All these recent observations may have implications in the biology of HBV infection, because a subtle equilibrium between viral replication, expression, and spread in the liver with the innate and adaptive immune response may be required for HBV to establish a chronic infection or, on the contrary, to be controlled by the host immune response.
In conclusion, the results of the study by Hösel et al.23 together with other recent in vitro and in vivo observations provide new pieces of evidence that liver cells may sense HBV infection and mount an antiviral response.

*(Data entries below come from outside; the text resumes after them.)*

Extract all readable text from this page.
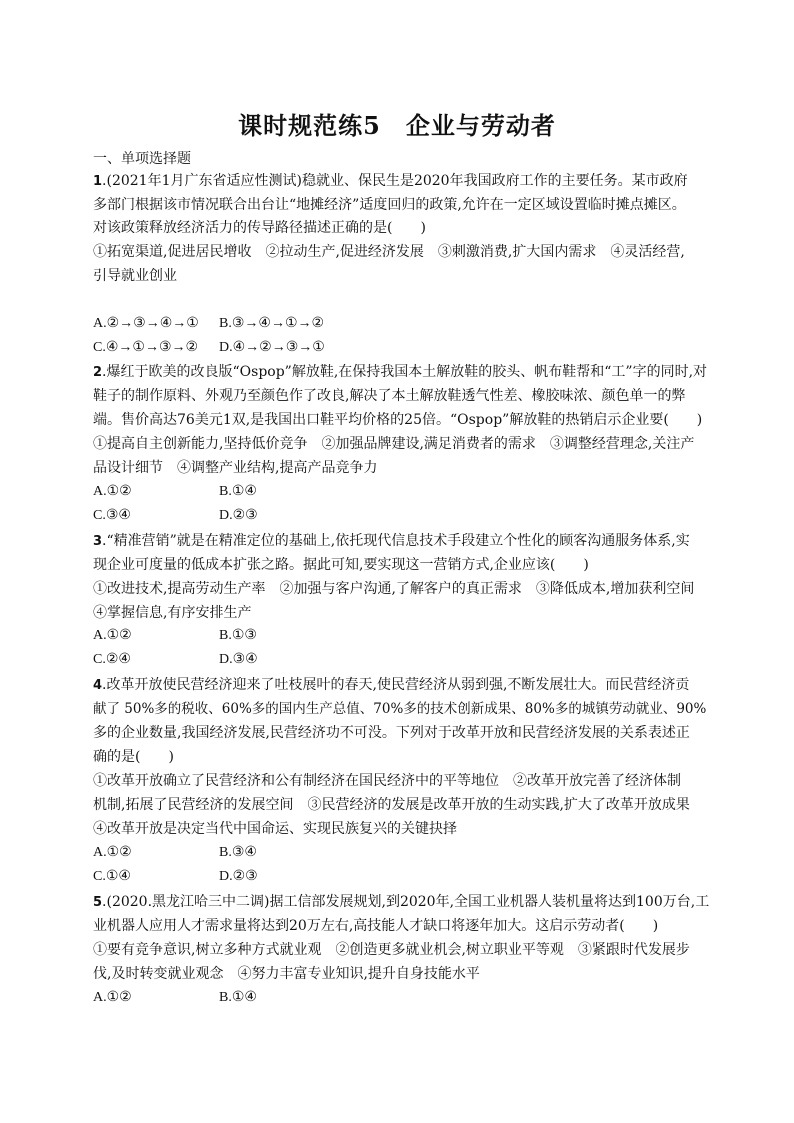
课时规范练5　企业与劳动者
一、单项选择题
1.(2021年1月广东省适应性测试)稳就业、保民生是2020年我国政府工作的主要任务。某市政府
多部门根据该市情况联合出台让“地摊经济”适度回归的政策,允许在一定区域设置临时摊点摊区。
对该政策释放经济活力的传导路径描述正确的是(　　)
①拓宽渠道,促进居民增收　②拉动生产,促进经济发展　③刺激消费,扩大国内需求　④灵活经营,
引导就业创业
A.②→③→④→① B.③→④→①→②
C.④→①→③→② D.④→②→③→①
2.爆红于欧美的改良版“Ospop”解放鞋,在保持我国本土解放鞋的胶头、帆布鞋帮和“工”字的同时,对
鞋子的制作原料、外观乃至颜色作了改良,解决了本土解放鞋透气性差、橡胶味浓、颜色单一的弊
端。售价高达76美元1双,是我国出口鞋平均价格的25倍。“Ospop”解放鞋的热销启示企业要(　　)
①提高自主创新能力,坚持低价竞争　②加强品牌建设,满足消费者的需求　③调整经营理念,关注产
品设计细节　④调整产业结构,提高产品竞争力
A.①②	B.①④
C.③④	D.②③
3.“精准营销”就是在精准定位的基础上,依托现代信息技术手段建立个性化的顾客沟通服务体系,实
现企业可度量的低成本扩张之路。据此可知,要实现这一营销方式,企业应该(　　)
①改进技术,提高劳动生产率　②加强与客户沟通,了解客户的真正需求　③降低成本,增加获利空间
④掌握信息,有序安排生产
A.①②	B.①③
C.②④	D.③④
4.改革开放使民营经济迎来了吐枝展叶的春天,使民营经济从弱到强,不断发展壮大。而民营经济贡
献了 50%多的税收、60%多的国内生产总值、70%多的技术创新成果、80%多的城镇劳动就业、90%
多的企业数量,我国经济发展,民营经济功不可没。下列对于改革开放和民营经济发展的关系表述正
确的是(　　)
①改革开放确立了民营经济和公有制经济在国民经济中的平等地位　②改革开放完善了经济体制
机制,拓展了民营经济的发展空间　③民营经济的发展是改革开放的生动实践,扩大了改革开放成果
④改革开放是决定当代中国命运、实现民族复兴的关键抉择
A.①②	B.③④
C.①④	D.②③
5.(2020.黑龙江哈三中二调)据工信部发展规划,到2020年,全国工业机器人装机量将达到100万台,工
业机器人应用人才需求量将达到20万左右,高技能人才缺口将逐年加大。这启示劳动者(　　)
①要有竞争意识,树立多种方式就业观　②创造更多就业机会,树立职业平等观　③紧跟时代发展步
伐,及时转变就业观念　④努力丰富专业知识,提升自身技能水平
A.①②	B.①④
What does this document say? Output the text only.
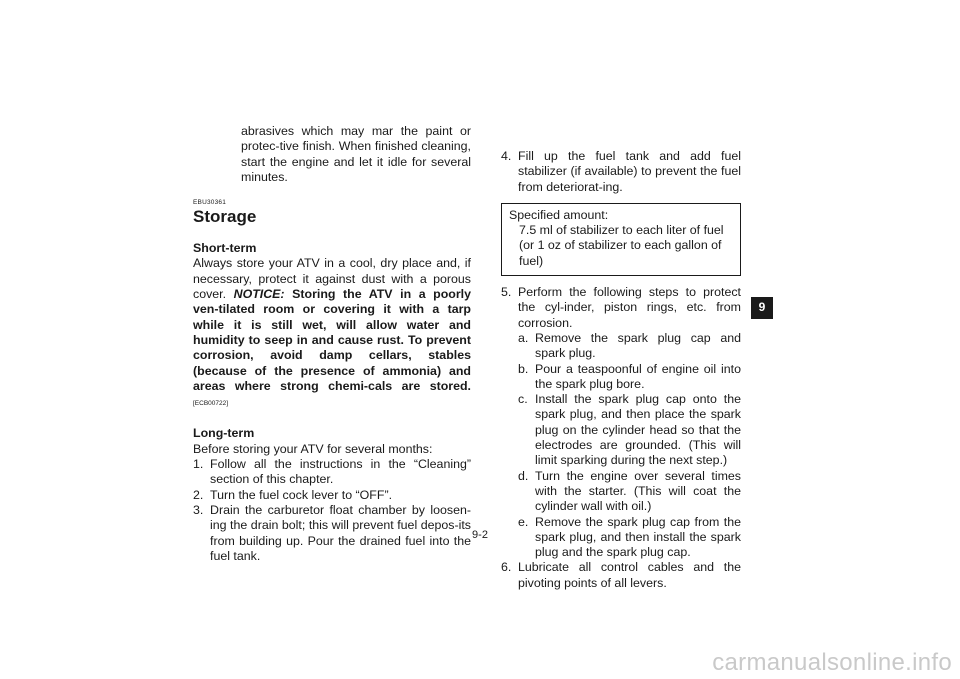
abrasives which may mar the paint or protec-tive finish. When finished cleaning, start the engine and let it idle for several minutes.

EBU30361
Storage
Short-term

Always store your ATV in a cool, dry place and, if necessary, protect it against dust with a porous cover. NOTICE: Storing the ATV in a poorly ven-tilated room or covering it with a tarp while it is still wet, will allow water and humidity to seep in and cause rust. To prevent corrosion, avoid damp cellars, stables (because of the presence of ammonia) and areas where strong chemi-cals are stored. [ECB00722]

Long-term

Before storing your ATV for several months:

1. Follow all the instructions in the “Cleaning” section of this chapter.
2. Turn the fuel cock lever to “OFF”.
3. Drain the carburetor float chamber by loosen-ing the drain bolt; this will prevent fuel depos-its from building up. Pour the drained fuel into the fuel tank.
4. Fill up the fuel tank and add fuel stabilizer (if available) to prevent the fuel from deteriorat-ing.
Specified amount:
7.5 ml of stabilizer to each liter of fuel (or 1 oz of stabilizer to each gallon of fuel)
5. Perform the following steps to protect the cyl-inder, piston rings, etc. from corrosion.
a. Remove the spark plug cap and spark plug.
b. Pour a teaspoonful of engine oil into the spark plug bore.
c. Install the spark plug cap onto the spark plug, and then place the spark plug on the cylinder head so that the electrodes are grounded. (This will limit sparking during the next step.)
d. Turn the engine over several times with the starter. (This will coat the cylinder wall with oil.)
e. Remove the spark plug cap from the spark plug, and then install the spark plug and the spark plug cap.
6. Lubricate all control cables and the pivoting points of all levers.
9-2
9
carmanualsonline.info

This may lead to epigenetic regulation of the transcriptional activity of covalently closed circular DNA or to other transcriptional or translational effects leading to the down-regulation of viral gene expression and replication. In turn, to establish a chronic infection, HBV may evade this innate response or down-regulate some of the antiviral pathways, thus explaining some of the apparently contradictory results published in the literature. The experimental conditions, timing, and type of analysis are major variables that may have contributed to the controversy. Because all these findings may have major clinical implications in terms of restoration or enhancement of IFN response, more studies are warranted in relevant models to better characterize the sensors and effectors of the innate response induced by HBV, the viral determinants involved in the induction of this response, and the mechanisms employed by the virus to counteract these multiple cellular responses to establish persistent infection and resist exogenous IFN-α administration.